Si j'ai appelé Thierry Kuhn aujourd'hui ce n'est pas un hasard. Cet homme de 53 ans a dirigé Emmaüs France pendant six ans avant de retrouver sa communauté à Mundolsheim où il mène depuis 14 ans maintenant une politique ambitieuse. Celle d'insérer des personnes en situation d'exclusion ou de précarité par le travail. Où les gens s'aident en aidant. Le coeur même de la philosophie de l'Abbé Pierre. Dès 1949.

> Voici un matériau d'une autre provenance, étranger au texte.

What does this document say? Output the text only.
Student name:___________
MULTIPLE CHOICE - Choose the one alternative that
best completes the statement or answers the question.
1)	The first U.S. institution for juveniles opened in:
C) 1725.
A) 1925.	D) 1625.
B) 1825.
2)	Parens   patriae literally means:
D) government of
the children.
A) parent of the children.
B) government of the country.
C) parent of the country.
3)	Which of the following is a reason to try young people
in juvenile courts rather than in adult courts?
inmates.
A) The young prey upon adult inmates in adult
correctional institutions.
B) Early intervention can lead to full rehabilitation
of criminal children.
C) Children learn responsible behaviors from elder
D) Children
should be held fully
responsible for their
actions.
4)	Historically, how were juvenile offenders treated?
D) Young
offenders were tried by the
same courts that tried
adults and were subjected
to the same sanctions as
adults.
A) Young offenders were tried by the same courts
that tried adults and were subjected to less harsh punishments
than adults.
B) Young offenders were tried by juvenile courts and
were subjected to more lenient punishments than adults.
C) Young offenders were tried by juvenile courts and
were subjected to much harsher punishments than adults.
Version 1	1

70 ans et 27 000 personnes
En 1949, quand tout a commencé, ils étaient deux. Deux compagnons d'infortune. Un plus que l'autre. Un curé et un bagnard. L'Abbé Pierre et Georges Legay. Ce dernier, désespéré, est venu demander de l'aide au "petit gars avec sa soutane". Il entendra ces paroles qui resteront gravées dans l'histoire : "Je ne peux t'aider, je n'ai rien à donner. Mais toi, tu peux m'aider à aider les autres." Emmaüs est né à Neuilly-Plaisance.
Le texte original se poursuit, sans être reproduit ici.